Der Angeklagte, der zwei Obdachlose mit Benzin übergossen und angezündet haben soll, steht zu Beginn des Prozesses im Kriminalgericht Moabit (Quelle: DPA/Bernd von Jutrczenka)
Video: Abendschau | 29.01.2019 | Tom Garus | Bild: dpa

Prozess um angezündete Obdachlose - "Er machte einen Freudentanz und ging weg"

Er soll zwei Obdachlose mit Benzin übergossen und angezündet haben, einer der Männer starb: Seit Dienstag steht ein 48-Jähriger vor Gericht. Gegenüber von Ermittlern soll er die Tat bereits weitestgehend eingeräumt haben. Von Ulf Morling

Totschlag, versuchter Totschlag und gefährliche Körperverletzung werden dem 48-jährigen Angeklagten vorgeworfen. Aleksandr T. soll am 22. Juli letzten Jahres kurz vor Mitternacht auf dem Vorplatz des S-Bahnhofes Schöneweide zwei Obdachlose mit Benzin überschüttet und dann angezündet haben. Am Dienstag begann der Prozess in dem Fall.

Zu Beginn der Ermittlungen war die Staatsanwaltschaft von einem Mordversuch an den Wohnungslosen ausgegangen, da der Angeklagte "aus Rache" nach dem Streit die Tat begangen haben soll. Doch aus versuchtem Mord wurde in der Anklageschrift schließlich versuchter Totschlag. Im Eröffnungsbeschluss des Gerichts stand nun ein vollendeter Totschlag. Eines der Opfer erlag zwischenzeitlich seinen Verbrennungen und verstarb im November im Krankenhaus.

47-Jähriger verstarb im November an seinen Verletzungen

Die Ermittler werfen Aleksandr T. vor, nach einem Streit mit den beiden Obdachlosen Andreas V. (47), genannt Andy, und Lothar D. (62) direkt zu einer nahegelegenen Tankstelle geeilt zu sein, um Benzin zu kaufen. Laut Anklage kehrt er mit einem vollen Kanister zu dem Cajamarcaplatz vor dem S-Bahnhof zurück, überschüttet die Obdachlosen mit Benzin und zündet sie mit einem Feuerzeug an. Anschließend soll T. geflüchtet sein. Mehrere Passanten eilen sofort nach der Tat zu Hilfe und löschen die Flammen. Beide Obdachlose erleiden schwere Brandverletzungen. Während zwei Prozent der Hautoberfläche von D. Verbrennungen zweiten und dritten Grades aufweisen, sind es V. mehr als 30 Prozent.

Nach vier Tagen intensiver Ermittlungen ist die Mordkommission überzeugt davon, dass Aleksandr T. die Tat begangen hat.

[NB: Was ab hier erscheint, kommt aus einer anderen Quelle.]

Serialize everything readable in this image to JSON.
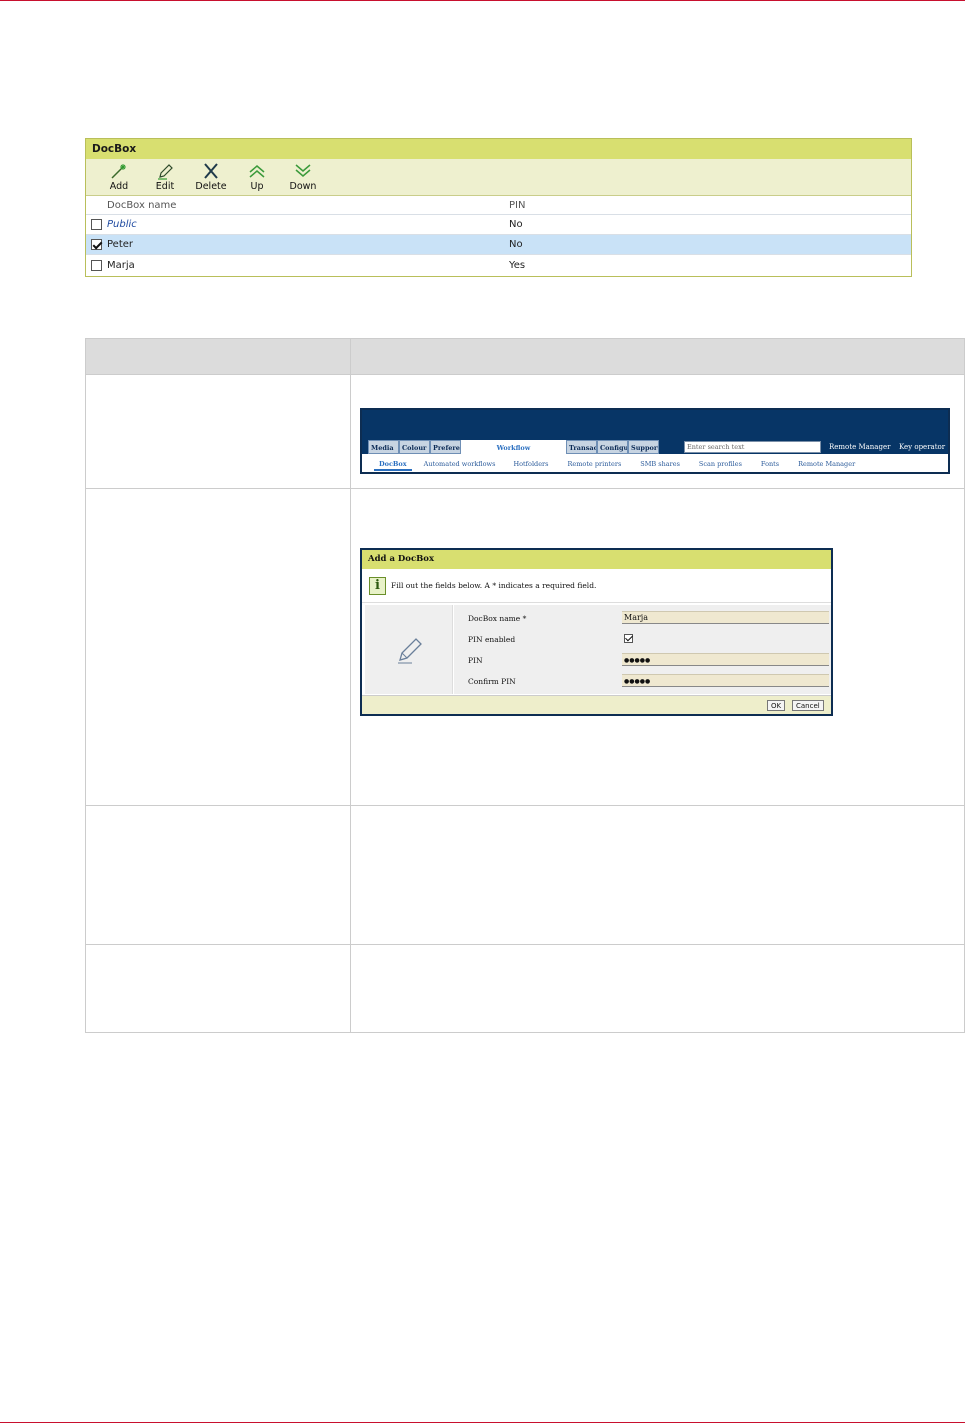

Ein Haftbefehl wird erlassen. Von Zielfahndern wird er neun Tage nach der Tat im Einkaufszentrum Forum Köpenick festgenommen und kommt in Untersuchungshaft. Einen Tag später wird eines seiner mutmaßlichen Opfer aus dem Krankenhaus entlassen. Das zweite Opfer, Andreas V. liegt fast 16 Wochen im künstlichen Koma. Am 9. November stirbt der 47-Jährige. Die Staatsanwaltschaft geht nicht davon aus, dass Hass auf Obdachlose das Motiv für die Tat war. Auslöser soll der Streit zwischen dem Angeklagten und den beiden Obdachlosen gewesen sein. Das Mordmerkmal Rache erkennt die Staatsanwaltschaft darin aber offensichtlich noch nicht.

"Er machte einen Freudentanz und ging weg"

Aleksandr T. tritt in blauer Gefängniskleidung zum Prozessauftakt auf. Er ist schlank und drahtig und scheint leicht zu lächeln. Vielleicht will er nur freundlich sein. Er hat Kopfhörer auf und hört aufmerksam zu, was die Dolmetscherin ihm ins Russische übersetzt. Er besitzt sowohl die deutsche als auch die russische Staatsbürgerschaft. Selbst will er sich nicht zu der Tat äußern, erklärt sein Verteidiger Alois Fleck. "Vielleicht später, aber es ist noch zu früh", sagt er. So tritt als erster Zeuge Lothar D. auf, der die Tat überlebte. Polizeibeamte eskortieren den 62-Jährigen behutsam in den in Gerichtssaal. Er humpelt an einer Krücke zum Zeugentisch.

"Der stand da vor unserem Schlaflager am Bahnhof Schöneweide und wollte partout nicht gehen! Der wollte was von meinem Schnaps", sagt der zur Tatzeit Obdachlose und meint wohl den Angeklagten. Das T. nicht ging, habe Andy und ihn aufgeregt. Er habe T. mit den Armen weggeschoben. Da sei der Angeklagte gegangen und kurz darauf mit einem Benzinkanister wiedergekommen. Zuerst sei Andy übergossen worden, dann er. Mit einem Feuerzeug habe T. sie angezündet.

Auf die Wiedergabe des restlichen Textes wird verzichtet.